Transfer Learning Offers Opportunity for Federal NLP, With Some Caution

Transfer learning can accelerate the journey to AI-driven language processes, but it isn’t a panacea. For example, the OpenAI system is still prone to producing sexist or racist rants when given the wrong prompt.

Government requires transparency in the use of AI, and transfer learning needs some finesse to fit that. “[Transfer learning] using neural network approaches is less transparent than statistical natural language processing,” Rodrigues said. “If you want to build accountability into the system, you need to be deliberate about understanding your model and explaining why your system acted the way it did.”

In addition, while transfer learning can lighten the load on human annotators, dedicated input from skilled subject-matter experts is still needed to fine-tune the system.
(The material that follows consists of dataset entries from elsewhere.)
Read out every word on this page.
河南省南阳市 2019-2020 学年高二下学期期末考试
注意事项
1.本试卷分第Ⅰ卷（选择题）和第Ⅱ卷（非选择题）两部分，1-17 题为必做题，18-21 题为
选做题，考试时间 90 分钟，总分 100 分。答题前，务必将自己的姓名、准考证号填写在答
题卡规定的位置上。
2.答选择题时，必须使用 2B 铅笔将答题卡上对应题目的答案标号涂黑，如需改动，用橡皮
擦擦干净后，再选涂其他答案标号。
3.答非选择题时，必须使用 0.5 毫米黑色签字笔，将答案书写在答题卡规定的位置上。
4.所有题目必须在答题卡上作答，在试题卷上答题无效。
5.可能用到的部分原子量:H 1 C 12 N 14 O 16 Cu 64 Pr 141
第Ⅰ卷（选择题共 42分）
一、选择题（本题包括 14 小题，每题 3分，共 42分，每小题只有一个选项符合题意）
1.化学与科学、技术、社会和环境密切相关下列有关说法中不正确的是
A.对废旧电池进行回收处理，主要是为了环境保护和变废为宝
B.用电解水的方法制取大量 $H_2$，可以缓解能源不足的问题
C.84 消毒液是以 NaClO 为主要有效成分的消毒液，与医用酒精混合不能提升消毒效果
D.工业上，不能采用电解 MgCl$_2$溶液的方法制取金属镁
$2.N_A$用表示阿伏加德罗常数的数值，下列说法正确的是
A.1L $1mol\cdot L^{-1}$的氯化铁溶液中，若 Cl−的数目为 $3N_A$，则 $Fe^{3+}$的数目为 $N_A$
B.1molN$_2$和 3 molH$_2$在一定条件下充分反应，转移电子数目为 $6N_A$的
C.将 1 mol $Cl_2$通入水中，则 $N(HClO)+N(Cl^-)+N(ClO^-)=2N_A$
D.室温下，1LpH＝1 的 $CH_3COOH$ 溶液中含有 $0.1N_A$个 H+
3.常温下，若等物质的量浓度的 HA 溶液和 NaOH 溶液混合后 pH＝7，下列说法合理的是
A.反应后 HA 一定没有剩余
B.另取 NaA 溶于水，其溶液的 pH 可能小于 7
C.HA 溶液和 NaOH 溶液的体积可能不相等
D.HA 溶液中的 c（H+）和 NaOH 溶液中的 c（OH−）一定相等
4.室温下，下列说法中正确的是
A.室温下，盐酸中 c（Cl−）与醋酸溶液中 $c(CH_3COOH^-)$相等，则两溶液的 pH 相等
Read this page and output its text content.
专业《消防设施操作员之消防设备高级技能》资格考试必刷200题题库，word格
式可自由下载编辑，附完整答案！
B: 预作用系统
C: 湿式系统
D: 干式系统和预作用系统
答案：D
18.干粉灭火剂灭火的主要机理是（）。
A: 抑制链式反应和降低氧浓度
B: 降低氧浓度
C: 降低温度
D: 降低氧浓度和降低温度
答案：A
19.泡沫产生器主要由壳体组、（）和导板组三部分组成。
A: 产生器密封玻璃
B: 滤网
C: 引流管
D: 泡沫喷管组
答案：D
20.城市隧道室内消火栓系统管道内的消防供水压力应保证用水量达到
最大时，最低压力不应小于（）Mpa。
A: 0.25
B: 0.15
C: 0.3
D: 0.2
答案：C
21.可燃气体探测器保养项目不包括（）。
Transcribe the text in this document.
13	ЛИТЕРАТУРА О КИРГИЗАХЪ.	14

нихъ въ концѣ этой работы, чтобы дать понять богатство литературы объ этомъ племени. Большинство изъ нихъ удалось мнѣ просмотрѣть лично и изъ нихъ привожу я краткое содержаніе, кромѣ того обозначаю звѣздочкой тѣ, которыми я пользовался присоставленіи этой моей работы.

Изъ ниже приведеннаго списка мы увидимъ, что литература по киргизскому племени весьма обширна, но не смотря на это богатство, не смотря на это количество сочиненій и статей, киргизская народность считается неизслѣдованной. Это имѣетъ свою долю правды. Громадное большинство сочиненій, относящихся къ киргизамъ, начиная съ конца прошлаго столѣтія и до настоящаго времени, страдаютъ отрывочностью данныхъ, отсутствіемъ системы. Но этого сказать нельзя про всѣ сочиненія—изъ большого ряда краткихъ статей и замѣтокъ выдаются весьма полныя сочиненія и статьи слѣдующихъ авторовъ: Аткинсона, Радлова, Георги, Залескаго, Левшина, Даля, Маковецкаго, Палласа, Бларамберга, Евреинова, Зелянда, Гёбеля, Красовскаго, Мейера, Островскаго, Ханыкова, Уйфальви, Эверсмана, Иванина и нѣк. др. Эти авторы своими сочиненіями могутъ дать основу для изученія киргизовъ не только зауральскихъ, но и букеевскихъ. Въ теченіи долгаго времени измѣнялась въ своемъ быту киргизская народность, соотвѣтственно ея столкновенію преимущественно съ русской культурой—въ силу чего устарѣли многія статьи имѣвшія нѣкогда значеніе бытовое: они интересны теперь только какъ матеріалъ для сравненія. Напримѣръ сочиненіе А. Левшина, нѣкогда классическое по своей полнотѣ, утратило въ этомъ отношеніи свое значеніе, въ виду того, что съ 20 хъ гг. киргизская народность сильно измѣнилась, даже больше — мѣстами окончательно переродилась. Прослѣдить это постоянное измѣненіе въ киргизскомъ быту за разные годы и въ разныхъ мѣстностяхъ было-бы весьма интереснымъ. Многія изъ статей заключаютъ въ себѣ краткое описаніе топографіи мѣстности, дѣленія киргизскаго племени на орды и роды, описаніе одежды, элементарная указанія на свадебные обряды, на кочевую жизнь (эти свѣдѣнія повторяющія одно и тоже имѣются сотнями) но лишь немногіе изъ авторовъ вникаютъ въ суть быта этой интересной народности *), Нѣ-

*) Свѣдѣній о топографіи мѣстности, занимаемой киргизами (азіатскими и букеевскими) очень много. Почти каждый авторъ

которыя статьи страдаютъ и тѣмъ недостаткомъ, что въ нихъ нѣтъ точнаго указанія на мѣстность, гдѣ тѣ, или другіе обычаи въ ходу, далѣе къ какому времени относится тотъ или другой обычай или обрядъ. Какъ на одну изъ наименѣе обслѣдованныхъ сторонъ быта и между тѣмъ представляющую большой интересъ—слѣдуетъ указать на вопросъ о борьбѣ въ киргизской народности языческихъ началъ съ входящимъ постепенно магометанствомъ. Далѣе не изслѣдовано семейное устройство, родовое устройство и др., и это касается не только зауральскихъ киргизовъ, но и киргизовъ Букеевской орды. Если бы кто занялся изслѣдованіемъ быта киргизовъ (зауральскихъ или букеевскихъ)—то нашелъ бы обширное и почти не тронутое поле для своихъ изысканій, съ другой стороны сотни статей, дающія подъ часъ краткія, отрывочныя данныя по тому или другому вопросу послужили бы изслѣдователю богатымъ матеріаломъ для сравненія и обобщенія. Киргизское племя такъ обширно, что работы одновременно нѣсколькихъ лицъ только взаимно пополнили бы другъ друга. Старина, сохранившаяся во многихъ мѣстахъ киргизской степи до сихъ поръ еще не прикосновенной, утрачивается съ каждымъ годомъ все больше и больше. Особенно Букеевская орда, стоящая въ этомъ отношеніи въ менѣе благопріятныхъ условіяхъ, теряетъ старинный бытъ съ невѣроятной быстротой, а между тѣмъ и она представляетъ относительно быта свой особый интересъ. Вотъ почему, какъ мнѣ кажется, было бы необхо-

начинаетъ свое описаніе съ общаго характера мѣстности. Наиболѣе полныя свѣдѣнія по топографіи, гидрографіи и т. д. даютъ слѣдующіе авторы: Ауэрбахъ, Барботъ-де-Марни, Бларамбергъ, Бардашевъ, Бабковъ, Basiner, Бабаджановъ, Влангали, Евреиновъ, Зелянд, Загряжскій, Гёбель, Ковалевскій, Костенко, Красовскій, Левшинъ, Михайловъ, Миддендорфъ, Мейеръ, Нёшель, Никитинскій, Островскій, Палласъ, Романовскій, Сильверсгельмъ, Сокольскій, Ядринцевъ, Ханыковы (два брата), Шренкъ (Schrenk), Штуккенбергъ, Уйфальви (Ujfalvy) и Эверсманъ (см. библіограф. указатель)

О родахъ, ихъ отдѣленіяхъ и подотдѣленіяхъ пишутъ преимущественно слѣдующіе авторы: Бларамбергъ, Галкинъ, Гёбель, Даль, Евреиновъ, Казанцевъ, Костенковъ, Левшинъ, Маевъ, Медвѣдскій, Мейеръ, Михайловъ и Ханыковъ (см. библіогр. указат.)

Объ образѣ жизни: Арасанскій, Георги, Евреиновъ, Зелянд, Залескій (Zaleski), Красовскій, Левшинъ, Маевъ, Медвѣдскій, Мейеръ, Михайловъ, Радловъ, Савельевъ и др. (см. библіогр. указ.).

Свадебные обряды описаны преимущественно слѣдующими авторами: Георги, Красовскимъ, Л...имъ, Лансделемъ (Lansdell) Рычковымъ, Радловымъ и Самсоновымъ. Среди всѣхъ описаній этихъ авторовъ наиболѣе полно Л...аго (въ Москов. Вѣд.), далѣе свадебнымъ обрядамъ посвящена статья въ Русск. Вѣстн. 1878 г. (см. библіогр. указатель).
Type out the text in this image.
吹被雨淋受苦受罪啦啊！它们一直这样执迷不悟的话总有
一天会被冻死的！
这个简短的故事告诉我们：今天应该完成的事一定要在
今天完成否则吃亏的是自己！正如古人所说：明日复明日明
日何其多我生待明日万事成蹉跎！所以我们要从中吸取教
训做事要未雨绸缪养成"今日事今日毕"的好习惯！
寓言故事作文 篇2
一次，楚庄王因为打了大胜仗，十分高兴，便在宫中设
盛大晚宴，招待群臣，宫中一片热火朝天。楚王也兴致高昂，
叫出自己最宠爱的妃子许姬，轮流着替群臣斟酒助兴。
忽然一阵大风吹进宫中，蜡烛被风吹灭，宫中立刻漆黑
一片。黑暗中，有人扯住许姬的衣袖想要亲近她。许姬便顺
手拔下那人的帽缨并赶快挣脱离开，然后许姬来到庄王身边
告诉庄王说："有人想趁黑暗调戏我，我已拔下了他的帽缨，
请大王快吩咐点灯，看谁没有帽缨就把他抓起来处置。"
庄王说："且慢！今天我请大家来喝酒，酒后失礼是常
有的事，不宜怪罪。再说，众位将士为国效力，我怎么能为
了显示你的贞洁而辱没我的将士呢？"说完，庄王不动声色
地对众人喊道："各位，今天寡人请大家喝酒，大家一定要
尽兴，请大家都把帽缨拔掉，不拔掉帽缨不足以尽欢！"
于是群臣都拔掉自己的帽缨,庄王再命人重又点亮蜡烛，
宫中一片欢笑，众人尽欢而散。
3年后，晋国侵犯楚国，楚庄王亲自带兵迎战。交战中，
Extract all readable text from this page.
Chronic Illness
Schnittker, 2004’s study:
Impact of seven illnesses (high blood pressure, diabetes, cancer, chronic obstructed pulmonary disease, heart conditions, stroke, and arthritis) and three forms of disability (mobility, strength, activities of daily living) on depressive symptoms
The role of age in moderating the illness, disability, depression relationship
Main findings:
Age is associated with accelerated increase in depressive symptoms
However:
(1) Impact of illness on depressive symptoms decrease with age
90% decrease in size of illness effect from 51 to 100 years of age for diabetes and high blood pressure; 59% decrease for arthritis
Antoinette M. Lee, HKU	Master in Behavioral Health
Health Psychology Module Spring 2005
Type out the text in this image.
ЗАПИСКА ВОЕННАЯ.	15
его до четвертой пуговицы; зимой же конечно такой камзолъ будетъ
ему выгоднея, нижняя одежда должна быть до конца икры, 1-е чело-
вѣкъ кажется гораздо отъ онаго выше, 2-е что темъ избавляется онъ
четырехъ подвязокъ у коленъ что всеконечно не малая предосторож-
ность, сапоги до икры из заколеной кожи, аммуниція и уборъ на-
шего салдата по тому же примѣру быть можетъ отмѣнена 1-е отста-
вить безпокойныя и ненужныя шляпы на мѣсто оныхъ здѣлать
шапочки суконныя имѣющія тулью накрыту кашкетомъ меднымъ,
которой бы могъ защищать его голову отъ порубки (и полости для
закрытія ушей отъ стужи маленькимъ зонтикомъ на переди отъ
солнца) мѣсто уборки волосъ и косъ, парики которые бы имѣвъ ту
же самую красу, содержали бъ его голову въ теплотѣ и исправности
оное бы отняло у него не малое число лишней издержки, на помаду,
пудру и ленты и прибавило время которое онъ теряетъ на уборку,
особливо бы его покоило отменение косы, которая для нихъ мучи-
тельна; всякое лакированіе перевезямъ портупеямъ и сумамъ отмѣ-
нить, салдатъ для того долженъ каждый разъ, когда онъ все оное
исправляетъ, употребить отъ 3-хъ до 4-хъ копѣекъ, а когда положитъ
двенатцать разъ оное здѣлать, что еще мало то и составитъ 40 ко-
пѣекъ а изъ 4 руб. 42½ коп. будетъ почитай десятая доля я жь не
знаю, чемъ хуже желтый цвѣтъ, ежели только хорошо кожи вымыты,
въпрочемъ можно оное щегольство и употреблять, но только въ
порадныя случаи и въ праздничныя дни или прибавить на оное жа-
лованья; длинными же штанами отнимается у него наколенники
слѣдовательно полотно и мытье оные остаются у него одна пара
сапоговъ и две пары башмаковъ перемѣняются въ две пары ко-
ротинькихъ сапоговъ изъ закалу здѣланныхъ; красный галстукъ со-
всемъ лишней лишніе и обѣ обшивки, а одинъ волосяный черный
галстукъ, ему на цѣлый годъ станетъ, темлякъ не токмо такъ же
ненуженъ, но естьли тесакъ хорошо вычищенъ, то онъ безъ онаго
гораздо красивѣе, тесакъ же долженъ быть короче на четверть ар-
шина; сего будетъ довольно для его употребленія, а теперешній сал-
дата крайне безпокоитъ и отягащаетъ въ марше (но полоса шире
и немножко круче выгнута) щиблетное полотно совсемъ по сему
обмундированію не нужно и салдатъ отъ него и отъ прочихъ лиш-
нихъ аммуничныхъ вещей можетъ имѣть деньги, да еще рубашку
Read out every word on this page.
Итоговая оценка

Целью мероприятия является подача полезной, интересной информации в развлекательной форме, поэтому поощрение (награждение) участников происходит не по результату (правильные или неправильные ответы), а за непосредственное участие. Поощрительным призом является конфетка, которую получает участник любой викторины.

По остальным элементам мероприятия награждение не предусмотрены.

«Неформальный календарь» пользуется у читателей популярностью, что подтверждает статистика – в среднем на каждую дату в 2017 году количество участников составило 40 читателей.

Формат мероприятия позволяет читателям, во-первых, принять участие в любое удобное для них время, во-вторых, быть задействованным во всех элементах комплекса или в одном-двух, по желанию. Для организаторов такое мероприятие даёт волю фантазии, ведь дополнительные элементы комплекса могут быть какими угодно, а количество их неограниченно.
“They have to take what they do every day and turn that into labels,” Rodrigues said. “That means they need to be aware of the decisions they use to make a specific determination, and we need to break these down and put labels to them.”

Even with these caveats, many researchers point to transfer learning as a way to quickly and cost-effectively train natural language systems, giving government a powerful new way to navigate the tidal swell of written and verbal communications that underlie the federal enterprise.